MLK III: Climate change and pollution take away civil rights

It was perhaps not fully known that day in 1963, on the crowded steps of the Lincoln Memorial, that my father’s audacious dream would reshape the contours of justice and equality in America.

I’m proud of my father, but my pride cannot be fully measured by that snapshot in history. Because contrary to first glance, my father’s legacy comes not from his presiding over the final act in the drama of fighting for equal rights — his legacy is about setting the stage.

Because he knew then the enduring challenge we would still face today: So long as America is an economically and socially divided nation, the project of equality is a project unfinished.

My father, the Rev. Martin Luther King, Jr., devoted his life to achieving civil equality in our democracy, but that was only the beginning. The poor and disenfranchised — too often those in communities of color — still disproportionately bear society’s harms through no fault of their own. That truth has compelled the fight for social justice across the spectrum: labor rights, women’s rights — and yes — environmental rights.

Because no matter who we are or where we come from, we’re all entitled to the basic human rights of clean air to breathe, clean water to drink, and healthy land to call home.

Make no mistake, the injustice of climate change and the pollution that fuels it are among this century’s most debilitating engines of inequality.

Climate change pries further apart the haves and have-nots. When Sandy leaves New York dark and underwater; when Katrina sweeps away homes in New Orleans; when coastal cities face continual worry as rising seas pollute drinking water — it is low-income inner city families who suffer most. When punishing drought smothers livelihoods and inflates food prices; when warmer temperatures bring more smog, more asthma, and longer allergy seasons; when heatwaves and cold snaps descend on urban, unprepared neighborhoods — it is communities of color who suffer.

Climate change is fueled by carbon pollution — largely from our power plants — and comes packaged with smog and soot, causing thousands of asthma attacks, hospital visits, and premature deaths every year, especially in vulnerable minority populations. The NAACP found that almost 40% of the 6 million Americans living in close proximity to coal-fired power plants are people of color. Increased exposure to power plant pollution is especially hazardous to African-American children, who are three times as likely to die from asthma than white children.

Our obligation to fight pollution traces the roots of its persuasion to that same moral mountaintop from which my father lent his voice to the voiceless. The pursuit of civil equality in health helped build our environmental laws. If those laws are our shield from environmental disenfranchisement, then the U.S. Environmental Protection Agency is the defender that wields it. The EPA is our answer to the injustice of a society stratified by its exposure to pollution.

The EPA already protects our families from harmful pollutants, like lead, mercury, and arsenic, but there are currently no rules stopping power plants from dumping endless amounts of industrial carbon pollution into our air. That’s why President Obama has directed the EPA to set new limits on carbon pollution from our power plants.

Regulating the carbon pollution that fuels climate change will also cut smog and soot, and the health benefits would likely be felt immediately by people living near power plants. EPA’s plan will help head off 3,600 premature deaths, lead to 90,000 fewer asthma attacks in children, and prevent 300,000 missed work and school days, according to the White House.

And because power plants will invest in efficiency to meet new higher standards, families will ultimately save $85 a year on energy bills in 2030.
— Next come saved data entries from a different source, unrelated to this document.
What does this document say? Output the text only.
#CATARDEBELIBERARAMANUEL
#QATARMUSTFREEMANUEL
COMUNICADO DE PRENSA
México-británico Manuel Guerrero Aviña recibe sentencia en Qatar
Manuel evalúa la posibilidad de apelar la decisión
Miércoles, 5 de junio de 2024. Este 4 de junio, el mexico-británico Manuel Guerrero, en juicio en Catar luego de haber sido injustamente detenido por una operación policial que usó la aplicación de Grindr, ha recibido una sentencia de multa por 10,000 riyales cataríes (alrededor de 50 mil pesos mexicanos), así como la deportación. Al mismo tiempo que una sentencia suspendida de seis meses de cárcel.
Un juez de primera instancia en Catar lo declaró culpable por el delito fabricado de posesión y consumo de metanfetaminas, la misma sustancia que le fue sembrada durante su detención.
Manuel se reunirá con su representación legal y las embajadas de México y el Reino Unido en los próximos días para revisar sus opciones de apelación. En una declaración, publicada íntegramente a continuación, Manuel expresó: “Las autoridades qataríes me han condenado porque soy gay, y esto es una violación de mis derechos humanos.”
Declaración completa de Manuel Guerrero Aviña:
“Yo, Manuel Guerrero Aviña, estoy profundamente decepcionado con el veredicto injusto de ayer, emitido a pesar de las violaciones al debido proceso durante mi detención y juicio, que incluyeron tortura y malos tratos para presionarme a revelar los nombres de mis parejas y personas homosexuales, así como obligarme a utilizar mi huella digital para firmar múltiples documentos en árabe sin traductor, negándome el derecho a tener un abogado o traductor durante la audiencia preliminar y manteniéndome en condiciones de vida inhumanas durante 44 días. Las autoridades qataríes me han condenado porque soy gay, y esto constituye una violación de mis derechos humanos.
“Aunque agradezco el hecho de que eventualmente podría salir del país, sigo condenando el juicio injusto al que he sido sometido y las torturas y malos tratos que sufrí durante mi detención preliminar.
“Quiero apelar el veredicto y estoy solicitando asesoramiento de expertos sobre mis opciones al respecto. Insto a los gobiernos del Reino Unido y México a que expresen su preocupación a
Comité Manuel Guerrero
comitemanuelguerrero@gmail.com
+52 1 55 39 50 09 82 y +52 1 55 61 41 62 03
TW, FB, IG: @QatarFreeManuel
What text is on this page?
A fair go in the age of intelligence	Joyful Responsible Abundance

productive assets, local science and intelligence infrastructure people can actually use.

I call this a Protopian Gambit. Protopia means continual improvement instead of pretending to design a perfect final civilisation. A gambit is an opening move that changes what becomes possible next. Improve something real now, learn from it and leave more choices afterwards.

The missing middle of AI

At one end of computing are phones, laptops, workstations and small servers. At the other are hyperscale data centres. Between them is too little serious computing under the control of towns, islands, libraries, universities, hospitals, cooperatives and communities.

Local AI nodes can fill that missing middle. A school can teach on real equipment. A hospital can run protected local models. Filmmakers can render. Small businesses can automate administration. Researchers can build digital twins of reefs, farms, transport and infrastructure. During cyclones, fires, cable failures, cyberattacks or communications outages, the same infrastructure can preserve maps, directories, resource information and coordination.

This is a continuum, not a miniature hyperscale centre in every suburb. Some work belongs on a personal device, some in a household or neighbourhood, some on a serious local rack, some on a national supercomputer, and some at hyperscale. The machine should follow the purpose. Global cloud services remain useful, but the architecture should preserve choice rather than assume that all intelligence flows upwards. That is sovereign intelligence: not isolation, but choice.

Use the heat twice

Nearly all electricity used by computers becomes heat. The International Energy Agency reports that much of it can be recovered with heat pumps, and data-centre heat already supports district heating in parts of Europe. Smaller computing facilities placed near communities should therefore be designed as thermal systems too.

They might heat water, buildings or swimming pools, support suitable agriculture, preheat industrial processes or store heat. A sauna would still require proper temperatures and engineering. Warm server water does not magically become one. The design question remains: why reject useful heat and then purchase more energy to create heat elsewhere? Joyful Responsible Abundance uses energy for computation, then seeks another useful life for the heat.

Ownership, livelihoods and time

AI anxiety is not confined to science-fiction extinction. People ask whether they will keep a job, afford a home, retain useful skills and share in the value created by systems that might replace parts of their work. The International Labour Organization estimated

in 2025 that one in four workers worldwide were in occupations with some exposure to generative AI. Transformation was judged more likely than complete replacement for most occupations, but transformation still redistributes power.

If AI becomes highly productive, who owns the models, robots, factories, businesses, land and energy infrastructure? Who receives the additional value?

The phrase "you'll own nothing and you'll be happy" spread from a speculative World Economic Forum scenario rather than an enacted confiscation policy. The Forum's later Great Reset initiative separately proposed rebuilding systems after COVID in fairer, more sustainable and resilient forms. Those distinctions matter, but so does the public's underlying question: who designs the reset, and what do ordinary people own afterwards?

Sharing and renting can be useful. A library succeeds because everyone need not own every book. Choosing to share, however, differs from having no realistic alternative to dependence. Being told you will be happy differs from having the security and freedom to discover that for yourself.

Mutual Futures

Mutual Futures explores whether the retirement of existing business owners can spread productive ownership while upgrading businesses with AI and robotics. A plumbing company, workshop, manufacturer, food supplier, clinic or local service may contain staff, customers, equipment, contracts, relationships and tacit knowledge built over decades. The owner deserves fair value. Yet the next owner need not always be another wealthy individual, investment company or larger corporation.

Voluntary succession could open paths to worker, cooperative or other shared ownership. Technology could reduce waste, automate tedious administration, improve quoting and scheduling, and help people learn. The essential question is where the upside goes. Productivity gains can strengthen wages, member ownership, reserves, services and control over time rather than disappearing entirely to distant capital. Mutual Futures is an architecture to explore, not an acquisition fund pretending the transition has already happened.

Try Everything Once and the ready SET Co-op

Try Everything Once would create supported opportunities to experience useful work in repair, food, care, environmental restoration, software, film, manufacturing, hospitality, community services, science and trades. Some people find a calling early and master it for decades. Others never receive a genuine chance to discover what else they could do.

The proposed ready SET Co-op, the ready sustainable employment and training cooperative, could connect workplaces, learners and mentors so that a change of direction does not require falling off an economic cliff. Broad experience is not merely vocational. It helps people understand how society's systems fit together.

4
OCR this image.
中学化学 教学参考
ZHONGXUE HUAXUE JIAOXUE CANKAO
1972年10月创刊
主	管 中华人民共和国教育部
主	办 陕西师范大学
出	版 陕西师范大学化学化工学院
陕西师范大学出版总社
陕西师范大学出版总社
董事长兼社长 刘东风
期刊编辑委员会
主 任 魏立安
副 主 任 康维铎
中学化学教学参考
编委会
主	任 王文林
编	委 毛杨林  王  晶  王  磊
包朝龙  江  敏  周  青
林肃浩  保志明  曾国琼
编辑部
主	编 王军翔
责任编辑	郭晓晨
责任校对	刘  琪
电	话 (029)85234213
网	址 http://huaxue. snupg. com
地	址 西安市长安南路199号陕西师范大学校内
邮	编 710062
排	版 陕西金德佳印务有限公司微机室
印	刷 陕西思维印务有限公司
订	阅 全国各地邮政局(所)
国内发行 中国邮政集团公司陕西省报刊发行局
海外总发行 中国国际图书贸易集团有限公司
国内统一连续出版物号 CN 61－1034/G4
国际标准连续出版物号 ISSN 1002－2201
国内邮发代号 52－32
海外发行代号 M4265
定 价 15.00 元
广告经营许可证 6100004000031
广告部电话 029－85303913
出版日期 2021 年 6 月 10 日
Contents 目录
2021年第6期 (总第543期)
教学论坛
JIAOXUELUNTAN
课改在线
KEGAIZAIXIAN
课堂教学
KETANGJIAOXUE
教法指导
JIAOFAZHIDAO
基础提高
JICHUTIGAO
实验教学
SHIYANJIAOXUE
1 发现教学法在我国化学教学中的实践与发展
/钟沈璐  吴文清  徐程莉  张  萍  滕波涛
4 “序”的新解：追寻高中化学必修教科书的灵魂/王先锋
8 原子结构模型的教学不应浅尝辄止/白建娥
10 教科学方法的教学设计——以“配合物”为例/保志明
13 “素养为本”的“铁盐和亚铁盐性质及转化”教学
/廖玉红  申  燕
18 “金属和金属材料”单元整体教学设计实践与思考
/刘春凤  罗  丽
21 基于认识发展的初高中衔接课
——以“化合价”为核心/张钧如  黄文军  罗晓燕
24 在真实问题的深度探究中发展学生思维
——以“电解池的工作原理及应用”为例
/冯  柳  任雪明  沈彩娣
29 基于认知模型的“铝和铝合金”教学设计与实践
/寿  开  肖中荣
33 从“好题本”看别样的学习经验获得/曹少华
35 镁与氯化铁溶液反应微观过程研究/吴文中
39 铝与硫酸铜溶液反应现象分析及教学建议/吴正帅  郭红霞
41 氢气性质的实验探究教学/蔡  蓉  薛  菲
For more than four decades, the EPA has reduced air pollution by nearly 70% while the U.S. economy has tripled in size.

Unfortunately, that truth is swept under the rug by special interests, who fund bogus studies and use vulnerable people as props to defend their own interests. We’ve seen this movie before, and we know how it ends. For example, in the ’90s, when EPA regulated acid rain, special interests said it would be too expensive for power plants to retrofit and adapt to cut the harmful sulfur dioxide and other acid-rain-causing pollutants.

Those same critics said our lights would go out; they said disenfranchised communities would be hurt the most. Their disingenuous predictions never came true. The lights are still on. Electricity has remained reliable and affordable. And our families’ health has been protected from the dangers of acid rain.

We must not forget — as my father never did — that although social inequality is not a line item on our monthly utility bills, it carries the heaviest of costs. That’s why EPA’s fight is, and has always been, a fight for equal rights. Special interests may keep trying to tear down EPA’s credibility with scare tactics and sleight-of-hand, but civil rights leaders must be there to call out falsehoods, give voice to the voiceless, and place bold principle over blind profit.

To my brothers and sisters who’ve committed their lives to fighting to protect equality, I hope you stop and ask yourselves, on this question of our rights: Where does climate injustice stand? Where does the balance of our families’ health, and our kids’ futures stand? Where does our moral obligation to do what’s right, to tend to the least of these, stand?

Progress is a long, uphill climb, as those who’ve toiled and marched, and protested to help further our greatest of unfinished projects, the project of equality, can attest. In each and every case, our burning leg muscles are worth every inch of that healthier, safer, more just summit we yearn to reach. That is the legacy my father strived to build.